Sol No.: Navy SBIR FY2018.1
Topic No.: N181-017
Topic Title: Real-time Turbulence Recognition and Reporting System for Unmanned Systems
Proposal No.: N181-017-0826
Firm: Systems Technology, Inc.
13766 Hawthorne Blvd.
Hawthorne, California 90250
Contact: Brian Danowsky
Phone: (310) 679-2281
Web Site:
Abstract: Atmospheric turbulence is ubiquitous for all manned and unmanned flight vehicles, regardless of vehicle size and speed. Turbulence is generally compensated for by the pilot and flight control system and factors into aircraft design, flight envelope definition, and mission profile. If high-intensity turbulence is encountered, structural damage and/or loss of control can result, leading to mission abort, and in extreme cases, catastrophic failure. For manned aircraft, the turbulence level is pilot-determined based on ?ofeel.?? For Unmanned Aerial Systems (UAS), detection and recognition of turbulence must be performed by other means. The Navy seeks a real-time, robust, low-computational-overhead, on-vehicle system for UAS to recognize and quantify turbulence severity levels. As a solution, we propose the Systems Technology, Inc. Turbulence REcognition AlgorithM (STREAM). STREAM will leverage existing sensors to quantify time-varying turbulence intensity levels in real-time using an efficient onboard frequency-domain-based algorithm that can be seamlessly applied as a software update to existing and future UAS of varying weight and speed class. These data can be sent to a remote operator for better-informed decision making or can be used for autonomous control algorithms on board. STREAM will be developed and demonstrated in Phase I via simulation with relevant UAS models.

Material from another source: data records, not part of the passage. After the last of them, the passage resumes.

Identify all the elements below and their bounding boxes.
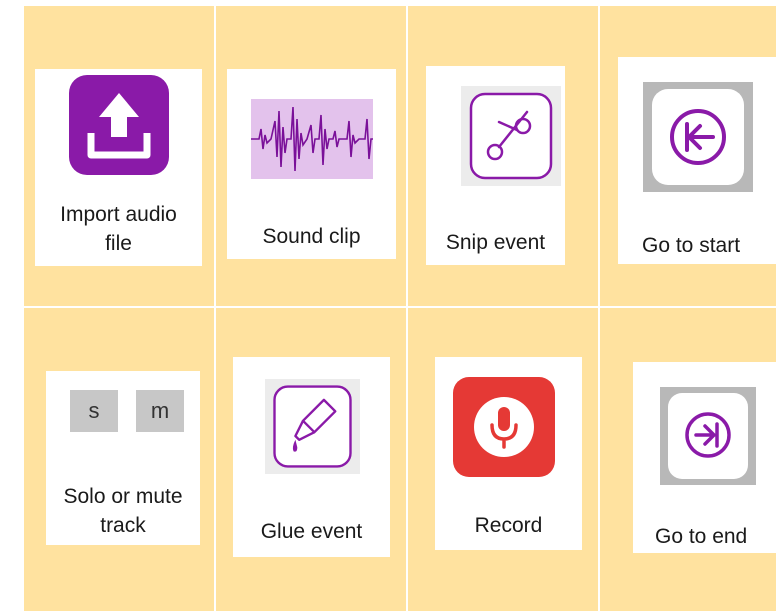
tool-card-go-to-start[interactable]: Go to start (618, 57, 776, 264)
glue-icon (265, 379, 360, 474)
grid-divider (598, 6, 600, 611)
go-to-start-icon (643, 82, 753, 192)
solo-button[interactable]: s (70, 390, 118, 432)
tool-card-import[interactable]: Import audio file (35, 69, 202, 266)
microphone-icon (453, 377, 555, 477)
tool-label: Glue event (260, 520, 363, 543)
scissors-icon (461, 86, 561, 186)
tool-card-go-to-end[interactable]: Go to end (633, 362, 776, 553)
tool-card-sound-clip[interactable]: Sound clip (227, 69, 396, 259)
tool-label: Go to start (642, 234, 741, 257)
upload-icon (69, 75, 169, 175)
tool-card-record[interactable]: Record (435, 357, 582, 550)
tool-label: Sound clip (262, 225, 361, 248)
tool-card-solo-mute[interactable]: s m Solo or mute track (46, 371, 200, 545)
tool-card-snip[interactable]: Snip event (426, 66, 565, 265)
waveform-icon (251, 99, 373, 179)
go-to-end-icon (660, 387, 756, 485)
tool-label: Snip event (445, 231, 546, 254)
tool-label: Solo or mute track (63, 485, 183, 537)
grid-divider (406, 6, 408, 611)
mute-button[interactable]: m (136, 390, 184, 432)
grid-divider (24, 306, 776, 308)
tool-label: Record (474, 514, 543, 537)
tool-reference-grid: Import audio file Sound clip Snip event … (24, 6, 776, 611)
grid-divider (214, 6, 216, 611)
tool-label: Import audio file (60, 203, 177, 255)
solo-mute-icon: s m (70, 390, 190, 432)
tool-label: Go to end (655, 525, 748, 548)
tool-card-glue[interactable]: Glue event (233, 357, 390, 557)
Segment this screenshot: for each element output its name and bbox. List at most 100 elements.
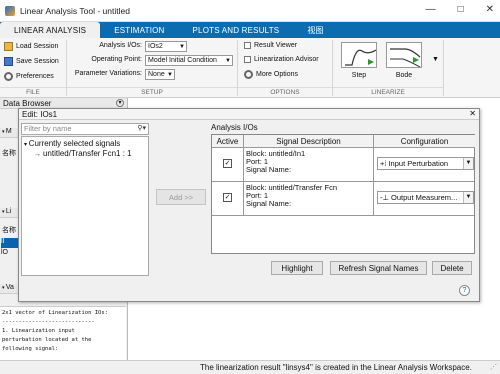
help-icon[interactable]: ?: [459, 285, 470, 296]
tree-root-label: Currently selected signals: [28, 139, 121, 148]
section-header-li[interactable]: ▾ Li: [0, 208, 18, 218]
step-label: Step: [351, 72, 367, 79]
tab-plots-and-results[interactable]: PLOTS AND RESULTS: [179, 22, 294, 38]
tab-linear-analysis[interactable]: LINEAR ANALYSIS: [0, 22, 101, 38]
filter-input[interactable]: Filter by name ⚲▾: [21, 123, 149, 135]
chevron-down-icon: ▼: [463, 192, 473, 203]
chevron-down-icon: ▼: [432, 56, 439, 63]
step-plot-icon: [341, 42, 377, 68]
column-header-configuration[interactable]: Configuration: [374, 135, 475, 148]
result-viewer-label: Result Viewer: [254, 42, 298, 49]
panel-menu-icon[interactable]: ▾: [116, 99, 124, 107]
name-column-header: 名称: [2, 150, 16, 157]
list-item[interactable]: lO: [1, 249, 18, 259]
active-checkbox[interactable]: ✓: [223, 193, 232, 202]
window-title-bar: Linear Analysis Tool - untitled — □ ✕: [0, 0, 500, 22]
file-group-label: FILE: [0, 87, 66, 97]
ribbon: Load Session Save Session Preferences FI…: [0, 38, 500, 98]
signal-name-text: Signal Name:: [246, 199, 292, 208]
section-header-m[interactable]: ▾ M: [0, 128, 18, 138]
console-line: following signal:: [2, 346, 59, 352]
checkbox-icon: [244, 56, 251, 63]
checkbox-icon: [244, 42, 251, 49]
bode-button[interactable]: Bode: [382, 42, 426, 87]
operating-point-value: Model Initial Condition: [148, 57, 217, 64]
operating-point-select[interactable]: Model Initial Condition ▼: [145, 55, 233, 66]
highlight-button[interactable]: Highlight: [271, 261, 323, 275]
column-header-active[interactable]: Active: [212, 135, 244, 148]
setup-group-label: SETUP: [67, 87, 237, 97]
tree-node-signal[interactable]: → untitled/Transfer Fcn1 : 1: [22, 148, 148, 158]
configuration-select[interactable]: +⁞ Input Perturbation ▼: [377, 157, 474, 170]
tab-view[interactable]: 视图: [293, 22, 337, 38]
column-header-signal-description[interactable]: Signal Description: [244, 135, 374, 148]
name-column-header-2: 名称: [2, 227, 16, 234]
chevron-down-icon: ▼: [463, 158, 473, 169]
gear-icon: [4, 72, 13, 81]
chevron-down-icon: ▼: [167, 72, 173, 78]
linearization-advisor-label: Linearization Advisor: [254, 56, 319, 63]
window-title: Linear Analysis Tool - untitled: [20, 5, 130, 16]
active-checkbox[interactable]: ✓: [223, 159, 232, 168]
step-button[interactable]: Step: [337, 42, 381, 87]
section-li-label: Li: [5, 208, 12, 215]
add-button[interactable]: Add >>: [156, 189, 206, 205]
tree-child-label: untitled/Transfer Fcn1 : 1: [42, 149, 132, 158]
list-item[interactable]: lI: [1, 238, 18, 248]
preferences-button[interactable]: Preferences: [4, 72, 54, 81]
console-line: 2x1 vector of Linearization IOs:: [2, 310, 108, 316]
table-row: ✓ Block: untitled/Transfer Fcn Port: 1 S…: [212, 182, 474, 216]
maximize-button[interactable]: □: [458, 4, 464, 15]
status-bar: The linearization result "linsys4" is cr…: [0, 360, 500, 374]
ribbon-tab-bar: LINEAR ANALYSIS ESTIMATION PLOTS AND RES…: [0, 22, 500, 38]
close-button[interactable]: ✕: [486, 4, 494, 15]
more-options-button[interactable]: More Options: [244, 70, 298, 79]
parameter-variations-label: Parameter Variations:: [74, 70, 142, 77]
section-va-label: Va: [5, 284, 14, 291]
data-browser-label: Data Browser: [3, 98, 52, 108]
matlab-app-icon: [5, 5, 15, 16]
tree-node-root[interactable]: ▾ Currently selected signals: [22, 137, 148, 148]
signal-description-cell: Block: untitled/In1 Port: 1 Signal Name:: [244, 148, 374, 182]
configuration-value: Input Perturbation: [388, 159, 449, 168]
section-m-label: M: [5, 128, 12, 135]
configuration-select[interactable]: -⊥ Output Measurem... ▼: [377, 191, 474, 204]
load-session-button[interactable]: Load Session: [4, 42, 58, 51]
load-session-label: Load Session: [16, 43, 59, 50]
dialog-title-bar: Edit: IOs1 ✕: [19, 109, 479, 120]
analysis-ios-value: IOs2: [148, 43, 163, 50]
ribbon-divider: [443, 40, 444, 96]
analysis-ios-section-title: Analysis I/Os: [211, 123, 258, 132]
signal-icon: →: [34, 151, 43, 158]
minimize-button[interactable]: —: [426, 4, 436, 15]
signal-name-text: Signal Name:: [246, 165, 292, 174]
chevron-down-icon: ▼: [179, 44, 185, 50]
parameter-variations-select[interactable]: None ▼: [145, 69, 175, 80]
search-icon[interactable]: ⚲▾: [137, 124, 146, 134]
save-session-button[interactable]: Save Session: [4, 57, 59, 66]
configuration-cell: +⁞ Input Perturbation ▼: [374, 148, 475, 182]
input-perturbation-icon: +⁞: [380, 159, 387, 168]
tab-estimation[interactable]: ESTIMATION: [100, 22, 178, 38]
close-icon[interactable]: ✕: [469, 109, 476, 118]
console-line: perturbation located at the: [2, 337, 92, 343]
signal-description-cell: Block: untitled/Transfer Fcn Port: 1 Sig…: [244, 182, 374, 216]
delete-button[interactable]: Delete: [432, 261, 472, 275]
linearize-more-dropdown[interactable]: ▼: [432, 56, 439, 63]
gear-icon: [244, 70, 253, 79]
linearization-advisor-checkbox[interactable]: Linearization Advisor: [244, 56, 319, 63]
options-group-label: OPTIONS: [238, 87, 332, 97]
bode-plot-icon: [386, 42, 422, 68]
preferences-label: Preferences: [16, 73, 54, 80]
refresh-signal-names-button[interactable]: Refresh Signal Names: [330, 261, 427, 275]
section-header-va[interactable]: ▾ Va: [0, 284, 18, 294]
analysis-ios-select[interactable]: IOs2 ▼: [145, 41, 187, 52]
resize-grip-icon[interactable]: ⋰: [490, 363, 497, 371]
operating-point-label: Operating Point:: [91, 56, 142, 63]
analysis-ios-label: Analysis I/Os:: [99, 42, 142, 49]
more-options-label: More Options: [256, 71, 299, 78]
save-session-label: Save Session: [16, 58, 59, 65]
result-viewer-checkbox[interactable]: Result Viewer: [244, 42, 297, 49]
linearize-group-label: LINEARIZE: [333, 87, 443, 97]
analysis-ios-table: Active Signal Description Configuration …: [211, 134, 475, 254]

Benefits: STREAM is a low-computational-overhead real-time algorithm that quantifies turbulence levels using on-aircraft sensor data. The time-dependent turbulence intensity parameters that result from STREAM can be sent and displayed to remote operators in real-time to facilitate better-informed decision making, or the data can be used on-board for autonomous control algorithms that compensate for varying turbulence. STREAM will ultimately decrease loss of aircraft due to high turbulence levels and will ultimately increase safety. STREAM is intended to be applied as a software update to existing flight management and control software onboard fixed-wing UAS. The initial target market is the military UAS market, specifically the Navy UAS market. When including all the US military branches use of UAS, as well as the militaries of US allies, the military market is quite large. A secondary, and ultimately larger market, is the commercial UAS market. This is a rapidly growing industry with the proliferation of emerging UAS applications including filming, infrastructure inspection, environmental and agricultural monitoring, package delivery, and air taxis. Although targeted to UAS, STREAM could also be applied to manned aircraft, providing a measure of turbulence intensity directly to the pilot in real-time.